A below-average run of consecutive dry days in autumn across much of Australia could be a forerunner to a return of La Nina conditions, according to the latest Australian Actuaries Climate Index.

During a La Niña event the northern rainfall onset typically occurs earlier than usual.

The index’s “consecutive dry days” category is below the 1981 to 2010 reference period in most regions in autumn, the Actuaries Institute says.

Multiple regions experienced the first below-average extreme high temperature value in many years as cooler weather was observed in southeastern parts of the country, including the Central Slopes, the South & Southern Western Flatlands and Tasmania’s Southern Slopes.

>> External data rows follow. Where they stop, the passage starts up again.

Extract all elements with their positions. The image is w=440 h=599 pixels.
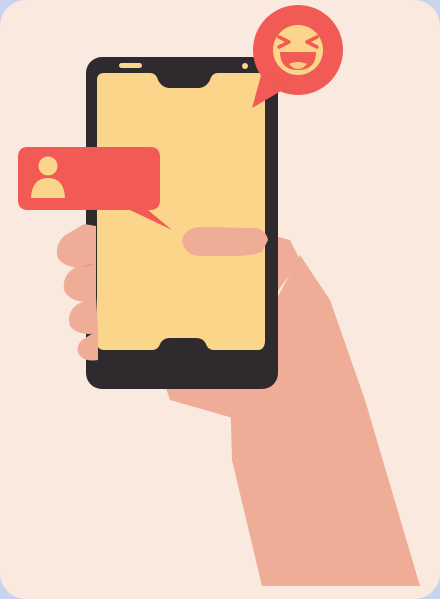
laughing-emoji-icon bbox=[273, 25, 323, 75]
phone-speaker bbox=[119, 63, 142, 68]
thumb bbox=[182, 227, 268, 256]
phone-screen bbox=[97, 73, 265, 350]
illustration-canvas bbox=[0, 0, 440, 599]
illustration-svg bbox=[0, 0, 440, 599]
phone-camera bbox=[242, 63, 248, 69]
smartphone bbox=[86, 57, 278, 389]
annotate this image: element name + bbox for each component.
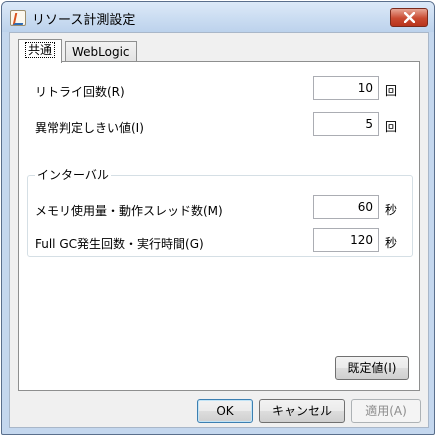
full-gc-input[interactable] — [313, 228, 379, 252]
memory-thread-input[interactable] — [313, 195, 379, 219]
dialog-window: リソース計測設定 共通 WebLogic リトライ回数(R) 回 異常判定しきい… — [1, 1, 435, 435]
interval-group-title: インターバル — [35, 166, 111, 183]
retry-count-unit: 回 — [385, 84, 398, 98]
tab-weblogic[interactable]: WebLogic — [65, 41, 137, 63]
close-button[interactable] — [390, 8, 428, 27]
threshold-input[interactable] — [313, 112, 379, 136]
dialog-content: 共通 WebLogic リトライ回数(R) 回 異常判定しきい値(I) 回 イン… — [9, 32, 429, 428]
window-title: リソース計測設定 — [32, 13, 136, 28]
threshold-label: 異常判定しきい値(I) — [35, 121, 144, 135]
title-bar[interactable]: リソース計測設定 — [2, 2, 434, 32]
default-value-button[interactable]: 既定値(I) — [335, 356, 409, 380]
tab-panel-common: リトライ回数(R) 回 異常判定しきい値(I) 回 インターバル メモリ使用量・… — [18, 61, 420, 391]
cancel-button[interactable]: キャンセル — [259, 399, 345, 423]
close-icon — [404, 12, 415, 23]
java-app-icon — [10, 10, 26, 26]
tab-weblogic-label: WebLogic — [72, 45, 130, 59]
retry-count-input[interactable] — [313, 76, 379, 100]
threshold-unit: 回 — [385, 120, 398, 134]
memory-thread-label: メモリ使用量・動作スレッド数(M) — [35, 204, 223, 218]
ok-button[interactable]: OK — [197, 399, 253, 423]
tab-common[interactable]: 共通 — [18, 39, 63, 63]
tab-common-label: 共通 — [25, 42, 56, 58]
full-gc-unit: 秒 — [385, 236, 398, 250]
retry-count-label: リトライ回数(R) — [35, 85, 125, 99]
memory-thread-unit: 秒 — [385, 203, 398, 217]
apply-button[interactable]: 適用(A) — [351, 399, 421, 423]
full-gc-label: Full GC発生回数・実行時間(G) — [35, 237, 204, 251]
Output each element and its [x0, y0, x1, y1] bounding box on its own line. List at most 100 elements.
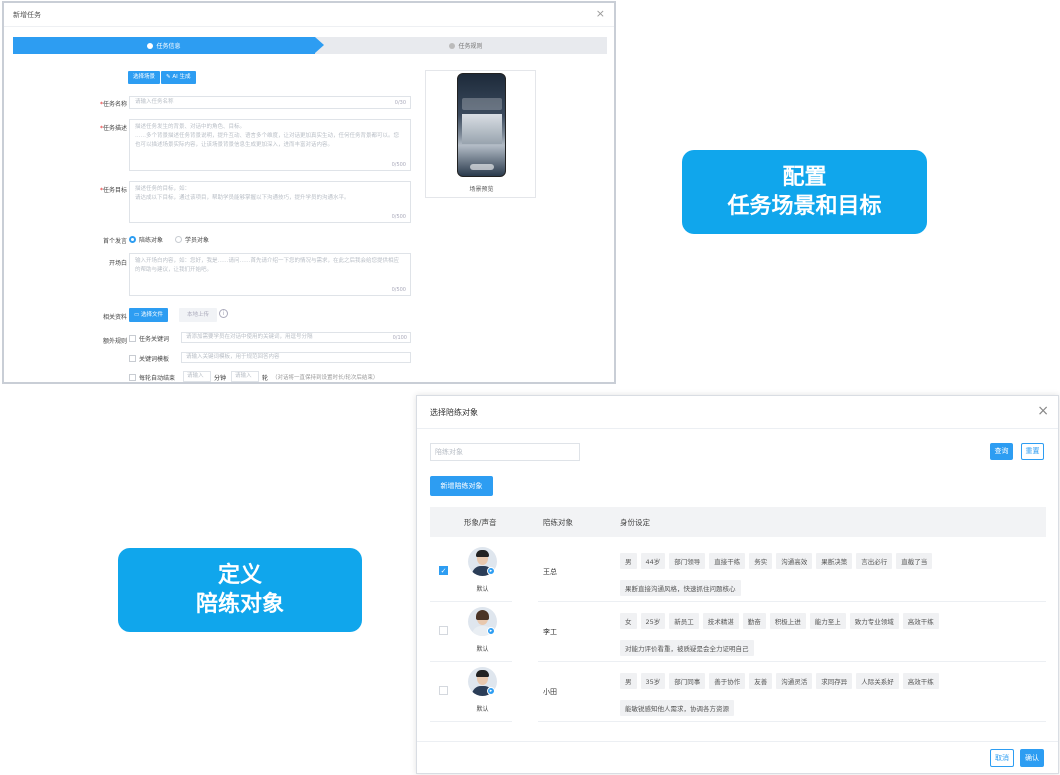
radio-student[interactable]: 学员对象: [174, 236, 209, 244]
task-goal-textarea[interactable]: 描述任务的目标，如： 请达成以下目标，通过该项目，帮助学员能够掌握以下沟通技巧，…: [129, 181, 411, 223]
scene-preview-card[interactable]: 场景预览: [425, 70, 536, 198]
identity-tag: 致力专业领域: [849, 613, 899, 629]
task-name-count: 0/30: [394, 100, 406, 106]
phone-preview-image: [457, 73, 506, 177]
identity-tag: 高效干练: [902, 613, 939, 629]
identity-tag: 言出必行: [856, 553, 893, 569]
table-header: 形象/声音 陪练对象 身份设定: [430, 507, 1046, 537]
row-checkbox[interactable]: ✓: [439, 566, 448, 575]
row-divider: [538, 721, 1046, 722]
rule-keywords[interactable]: 任务关键词: [129, 334, 169, 343]
task-name-input[interactable]: 请输入任务名称 0/30: [129, 96, 411, 109]
task-name-label: *任务名称: [99, 101, 127, 108]
radio-label: 陪练对象: [139, 237, 164, 244]
confirm-button[interactable]: 确认: [1020, 749, 1044, 767]
auto-end-minutes-input[interactable]: 请输入: [183, 371, 211, 382]
modal-title: 新增任务: [13, 11, 41, 19]
preview-caption: 场景预览: [469, 186, 494, 193]
choose-file-label: 选择文件: [140, 312, 163, 318]
identity-tag: 高效干练: [902, 673, 939, 689]
task-form-modal: 新增任务 × 任务信息 任务规则 选择场景 ✎ AI 生成 *任务名称 请输入任…: [2, 1, 616, 384]
radio-label: 学员对象: [184, 237, 209, 244]
identity-tag: 直接干练: [709, 553, 746, 569]
col-avatar-voice: 形象/声音: [464, 518, 497, 527]
add-partner-button[interactable]: 新增陪练对象: [430, 476, 493, 496]
identity-tags: 女 25岁 新员工 技术精湛 勤奋 积极上进 能力至上 致力专业领域 高效干练对能力评价看重，被…: [620, 609, 990, 663]
checkbox-icon: [129, 374, 136, 381]
query-button[interactable]: 查询: [990, 443, 1013, 460]
step-task-info[interactable]: 任务信息: [13, 41, 315, 50]
auto-end-rounds-input[interactable]: 请输入: [231, 371, 259, 382]
row-checkbox[interactable]: [439, 626, 448, 635]
play-voice-icon[interactable]: ▸: [487, 627, 495, 635]
callout-define-partner: 定义 陪练对象: [118, 548, 362, 632]
select-partner-modal: 选择陪练对象 × 陪练对象 查询 重置 新增陪练对象 形象/声音 陪练对象 身份…: [416, 395, 1059, 774]
modal-header: 新增任务 ×: [4, 3, 614, 27]
identity-tag: 务实: [749, 553, 773, 569]
cancel-button[interactable]: 取消: [990, 749, 1014, 767]
identity-tag: 求同存异: [816, 673, 853, 689]
rule-auto-end[interactable]: 每轮自动结束: [129, 373, 175, 382]
row-checkbox[interactable]: [439, 686, 448, 695]
table-row[interactable]: ▸ 默认 李工 女 25岁 新员工 技术精湛 勤奋 积极上进 能力至上 致力专业领域 高效干练对…: [430, 602, 1046, 662]
rule-placeholder: 请输入关键词模板，用于规范回答内容: [186, 354, 280, 360]
select-scene-button[interactable]: 选择场景: [128, 71, 161, 84]
radio-icon: [129, 236, 136, 243]
identity-tag: 善于协作: [709, 673, 746, 689]
step-label: 任务规则: [458, 43, 483, 50]
choose-file-button[interactable]: ▭ 选择文件: [129, 308, 168, 322]
callout-line: 陪练对象: [195, 592, 284, 617]
task-desc-label: *任务描述: [99, 125, 127, 132]
radio-partner[interactable]: 陪练对象: [129, 236, 164, 244]
reset-button[interactable]: 重置: [1021, 443, 1044, 460]
task-desc-placeholder: 描述任务发生的背景、对话中的角色、目标。 ……多个背景描述任务背景说明，提升互动…: [135, 124, 400, 148]
step-label: 任务信息: [156, 43, 181, 50]
opening-line-placeholder: 输入开场白内容，如：您好，我是……请问……首先请介绍一下您的情况与需求，在此之后…: [135, 258, 400, 273]
local-upload-button[interactable]: 本地上传: [179, 308, 217, 322]
rule-keywords-input[interactable]: 请添加需要学员在对话中使用的关键词，用逗号分隔 0/100: [181, 332, 411, 343]
task-desc-textarea[interactable]: 描述任务发生的背景、对话中的角色、目标。 ……多个背景描述任务背景说明，提升互动…: [129, 119, 411, 171]
identity-tag: 男: [620, 553, 637, 569]
identity-tag: 友善: [749, 673, 773, 689]
rule-count: 0/100: [392, 335, 407, 341]
modal-title: 选择陪练对象: [430, 408, 478, 417]
attachment-label: 相关资料: [102, 314, 127, 321]
rule-template-input[interactable]: 请输入关键词模板，用于规范回答内容: [181, 352, 411, 363]
close-icon[interactable]: ×: [596, 7, 605, 20]
ai-generate-button[interactable]: ✎ AI 生成: [161, 71, 196, 84]
rule-label: 每轮自动结束: [139, 375, 176, 382]
identity-tag: 积极上进: [769, 613, 806, 629]
play-voice-icon[interactable]: ▸: [487, 687, 495, 695]
rule-keyword-template[interactable]: 关键词模板: [129, 354, 169, 363]
task-desc-count: 0/500: [391, 162, 406, 168]
opening-label: 首个发言: [102, 238, 127, 245]
identity-tag: 25岁: [640, 613, 666, 629]
close-icon[interactable]: ×: [1037, 403, 1049, 419]
step-bar: 任务信息 任务规则: [13, 37, 607, 54]
identity-tag: 人际关系好: [856, 673, 899, 689]
step-info-icon: [147, 43, 154, 49]
identity-tag: 部门领导: [669, 553, 706, 569]
info-icon[interactable]: i: [219, 309, 228, 318]
step-task-rules[interactable]: 任务规则: [325, 41, 607, 50]
play-voice-icon[interactable]: ▸: [487, 567, 495, 575]
opening-line-textarea[interactable]: 输入开场白内容，如：您好，我是……请问……首先请介绍一下您的情况与需求，在此之后…: [129, 253, 411, 296]
partner-name: 小田: [543, 688, 557, 696]
ai-generate-label: AI 生成: [172, 74, 191, 80]
identity-tag: 勤奋: [742, 613, 766, 629]
row-divider: [430, 721, 512, 722]
col-partner: 陪练对象: [543, 518, 573, 527]
voice-label: 默认: [476, 706, 489, 713]
radio-icon: [174, 236, 182, 243]
identity-tag: 直截了当: [896, 553, 933, 569]
callout-line: 配置: [782, 165, 827, 190]
callout-configure-scene: 配置 任务场景和目标: [682, 150, 927, 234]
table-row[interactable]: ▸ 默认 小田 男 35岁 部门同事 善于协作 友善 沟通灵活 求同存异 人际关系好 高效干练能…: [430, 662, 1046, 722]
partner-search-input[interactable]: 陪练对象: [430, 443, 580, 461]
office-scene: [462, 114, 502, 144]
identity-tags: 男 44岁 部门领导 直接干练 务实 沟通高效 果断决策 言出必行 直截了当果断直接沟通风格，快…: [620, 549, 990, 603]
opening-line-count: 0/500: [391, 287, 406, 293]
identity-tag: 部门同事: [669, 673, 706, 689]
table-row[interactable]: ✓ ▸ 默认 王总 男 44岁 部门领导 直接干练 务实 沟通高效 果断决策 言出必行 直截了当…: [430, 542, 1046, 602]
task-goal-count: 0/500: [391, 214, 406, 220]
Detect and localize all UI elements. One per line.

Parts of the southeast experienced extreme rainfall in March as ex-tropical cyclone Esther struck Victoria, bringing with it the largest amount of rainfall for that month since 1929 and creating the highest extreme rainfall value ever for the Murray Basin region.

The Actuaries Institute says a return to relative normality in autumn after an extreme summer is influenced by the El Niño– Southern Oscillation (ENSO) and Indian Ocean Dipole (IOD) remaining neutral.

The Bureau of Meteorology’s latest update says the chance of the first rains from September 1 for northern Australia arriving early in 2020-21 is higher than average over much of inland northern Australia, with the highest likelihood across central and some coastal parts of Queensland and the southern Northern Territory.

“Warmer than average Indian Ocean temperatures and an increased likelihood of La Niña in 2020 are influencing this outlook,” the bureau says. “This is due to increased moisture in the atmosphere which can enhance rainfall over the north of the country when weather patterns are favourable to rain.”

The ENSO Outlook is at La Niña watch status, indicating that there is a 50% chance a La Niña could develop in the coming months – twice the normal likelihood.

This would result in above-average winter and spring rainfall in Australia, particularly in the eastern and northern parts of the country, which may continue into summer, the Actuaries Institute says.